Sage Butternut Squash Pasta with Ricotta
- 2½ pounds butternut squash, peeled, seeded and cut into ¾-inch pieces
- 3 cloves garlic, peeled
- 5 tbsp olive oil
- salt and pepper, to taste
- 1 cup chicken or vegetable stock, more as needed
- ½ cup packed fresh sage leaves
- 5 oz kale leaves, rinsed and chopped
- ½ cup ricotta
- 1 tsp lemon zest
- 1 pound short pasta such as rigatoni, gemelli, or casarecce
- ½ cup freshly grated Parmesan, with more for serving
- Heat the oven to 400°F. Place the squash on a sheet pan. Drizzle with 2 tablespoons olive oil, 1 teaspoon salt and 1/2 teaspoon pepper.
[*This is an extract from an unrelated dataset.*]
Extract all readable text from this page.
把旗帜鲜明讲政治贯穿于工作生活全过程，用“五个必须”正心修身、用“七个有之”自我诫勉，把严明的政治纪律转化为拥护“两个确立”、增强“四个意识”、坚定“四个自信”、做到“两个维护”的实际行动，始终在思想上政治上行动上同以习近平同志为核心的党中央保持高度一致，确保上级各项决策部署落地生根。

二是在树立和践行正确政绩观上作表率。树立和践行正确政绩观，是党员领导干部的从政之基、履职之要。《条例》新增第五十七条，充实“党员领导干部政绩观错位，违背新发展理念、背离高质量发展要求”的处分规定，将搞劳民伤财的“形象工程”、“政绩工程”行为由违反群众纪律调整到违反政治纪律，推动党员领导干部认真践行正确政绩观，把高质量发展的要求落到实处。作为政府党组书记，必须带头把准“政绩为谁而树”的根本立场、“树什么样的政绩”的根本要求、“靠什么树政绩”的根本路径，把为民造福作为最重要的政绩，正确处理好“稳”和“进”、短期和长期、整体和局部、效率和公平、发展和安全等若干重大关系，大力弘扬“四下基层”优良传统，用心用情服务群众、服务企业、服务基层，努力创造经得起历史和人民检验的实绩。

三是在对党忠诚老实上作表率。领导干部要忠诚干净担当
Toss well and roast for 20 minutes. Toss and add garlic to the sheet pan. Continue to roast until the squash is very tender, about 10 to 15 minutes more. While the squash roasts, bring a large pot of water to boil.
- Meanwhile, in a large (12-inch) skillet, heat the remaining 3 tablespoons olive oil over medium heat. When the oil is hot, add the sage and cook until the leaves begin to crisp, about 2 minutes. Using a slotted spoon, remove sage to a paper towel-lined plate and let drain. In the same pan, add in kale and additional oil if needed. Sauté kale until wilted, around 1 minute. Remove from pan.
- Mix ricotta, lemon zest, and salt and pepper to taste together in a small bowl. Set aside.
- Working in batches if necessary, transfer the roasted squash and garlic to a blender or food processor, along with 1 cup stock, and blend until smooth and thick. The consistency should be somewhere between a purée and a thick soup. Add more stock as needed, if it seems too thick.
- Transfer the puréed squash to the reserved skillet and keep warm over very low heat. Meanwhile, add the pasta to the boiling water, along with 1 tablespoon salt, and cook until al dente. Just before draining, ladle 1/2 cup pasta water into a measuring cup and set aside.
- Drain the pasta and add it to the sauce. Toss to coat the pasta evenly, then, off the heat, add the 1/2 cup Parmesan and toss until the cheese is incorporated. Add a few tablespoons of the reserved pasta water if the sauce seems too thick. Toss in kale. Season to taste with salt and pepper.
- Divide the pasta among bowls and top with crispy sage and ricotta. Serve with extra Parmesan.